I am packing my house for our extended stay with his parents. We have to pack up all our personal belongings because we are hoping (pray we can find good renters!) we will find renters while we're gone.
But looking at the enormity of it all...I guess that's my downfall. I sometimes lack the ability to see small details when the big picture, all of the things that have to be done, are so overwhelming.
It started bad in the morning when I went to change a ticket for my best friends wedding in July. I will spare you the details, but two tickets to the West Coast from his parents (which should be less than $1000) were going to cost us $2K. Nope. Nope. Nope. I cried on the phone. I begged. That poor lady really wanted and tried to make it right with the circumstances but just didn't have the authority.
Then I tried to pack stuff in the house into plastic tubs...and I shut down. My heart started beating harder, my breathing picked up, my mind went blank, and I was not functioning.
I got on my knees and cried. I begged for help. While I was praying, my sweet children, one by one, came wrapped their arms around me, until it was a big bear hug. The oldest two cried. The youngest two gave me sweet kisses and kept asking why I was crying. That was my calm in the midst of the storm.
Our sweet firstborn picked up and fed her siblings
leftovers when I was more or less checked out. I am so grateful for her
and that she took the initiative.
I took a nap hoping it would get better and it got worse when I got up to do stuff. It had been hours of calm and storm and now the storm was winning.
I was texting my husband, who was really worried at this time, and had my good friend come over and check on me.
She asked me questions, and all I could answer is "I don't know" to everything she asked. I just sobbed.
My friend gathered my kids and stuff and kept them at her house for a couple hours. (I am so grateful for them or it would have been really bad when The Hubs came home.) I stayed in bed for another 90 minuted before I could get all calmed down, took a shower, and then I tackled part of the dirty dishes.
The Hubs got home and got me out of the house that evening. I came home much better from our date, but I still very much feel the lingering effects today.

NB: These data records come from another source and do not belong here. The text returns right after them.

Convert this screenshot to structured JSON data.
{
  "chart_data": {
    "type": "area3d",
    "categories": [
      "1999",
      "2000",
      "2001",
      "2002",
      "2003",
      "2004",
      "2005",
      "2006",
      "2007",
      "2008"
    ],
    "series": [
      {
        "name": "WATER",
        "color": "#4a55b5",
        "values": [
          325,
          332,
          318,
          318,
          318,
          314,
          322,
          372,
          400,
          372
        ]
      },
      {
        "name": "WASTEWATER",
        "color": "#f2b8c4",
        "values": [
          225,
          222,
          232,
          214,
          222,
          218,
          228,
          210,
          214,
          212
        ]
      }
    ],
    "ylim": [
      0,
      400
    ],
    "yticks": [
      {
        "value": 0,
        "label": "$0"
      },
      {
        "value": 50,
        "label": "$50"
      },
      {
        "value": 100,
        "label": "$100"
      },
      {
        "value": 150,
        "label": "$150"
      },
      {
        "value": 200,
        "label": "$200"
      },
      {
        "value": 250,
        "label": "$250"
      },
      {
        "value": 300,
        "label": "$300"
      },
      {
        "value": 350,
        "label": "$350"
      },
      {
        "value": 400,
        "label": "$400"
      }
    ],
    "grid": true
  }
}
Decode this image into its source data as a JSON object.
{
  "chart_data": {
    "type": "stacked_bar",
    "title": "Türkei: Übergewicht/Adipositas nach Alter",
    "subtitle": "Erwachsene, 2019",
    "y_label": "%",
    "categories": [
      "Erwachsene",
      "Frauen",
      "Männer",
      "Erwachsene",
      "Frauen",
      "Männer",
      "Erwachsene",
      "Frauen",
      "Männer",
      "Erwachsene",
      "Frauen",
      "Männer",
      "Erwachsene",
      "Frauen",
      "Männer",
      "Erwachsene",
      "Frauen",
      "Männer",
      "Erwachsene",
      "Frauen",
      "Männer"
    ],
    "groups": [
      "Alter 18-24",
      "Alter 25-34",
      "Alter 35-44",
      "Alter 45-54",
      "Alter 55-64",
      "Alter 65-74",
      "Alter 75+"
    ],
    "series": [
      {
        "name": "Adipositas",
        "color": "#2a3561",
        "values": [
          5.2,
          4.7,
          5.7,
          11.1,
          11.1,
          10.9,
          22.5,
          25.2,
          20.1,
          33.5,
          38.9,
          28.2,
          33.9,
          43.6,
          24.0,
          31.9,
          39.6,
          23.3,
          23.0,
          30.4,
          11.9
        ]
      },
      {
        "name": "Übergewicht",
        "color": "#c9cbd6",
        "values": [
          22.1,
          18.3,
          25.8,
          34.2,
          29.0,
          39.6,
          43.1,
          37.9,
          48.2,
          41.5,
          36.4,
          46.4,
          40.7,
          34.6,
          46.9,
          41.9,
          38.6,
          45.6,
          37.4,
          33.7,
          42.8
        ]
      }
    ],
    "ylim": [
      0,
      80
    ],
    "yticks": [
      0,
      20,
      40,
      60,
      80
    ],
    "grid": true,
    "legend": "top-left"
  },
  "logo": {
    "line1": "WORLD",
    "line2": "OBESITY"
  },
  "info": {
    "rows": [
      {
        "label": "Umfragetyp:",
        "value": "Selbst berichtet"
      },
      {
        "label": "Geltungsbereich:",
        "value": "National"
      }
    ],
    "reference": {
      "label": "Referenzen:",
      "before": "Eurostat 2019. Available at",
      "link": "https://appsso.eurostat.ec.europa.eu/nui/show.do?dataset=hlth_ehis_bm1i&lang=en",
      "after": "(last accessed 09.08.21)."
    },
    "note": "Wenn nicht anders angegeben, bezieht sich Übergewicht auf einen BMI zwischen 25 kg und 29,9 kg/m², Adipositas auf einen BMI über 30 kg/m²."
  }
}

So, like I put previously, I like details. Now that I look back on this, and other experiences before, I realize that uprooting my life, changing things, causes me great anxiety. This is particularly hard in this case, and completely worth it.
Now that I have 20/20 on this, I told my husband that our original career plans may not be such a good thing. It required a lot of moving and at this point, I don't exactly have a great record with handling it well. We've been leaning that direction for a while, so it's not a surprise for me to say that. It just became very clear where we need to be when we're done here.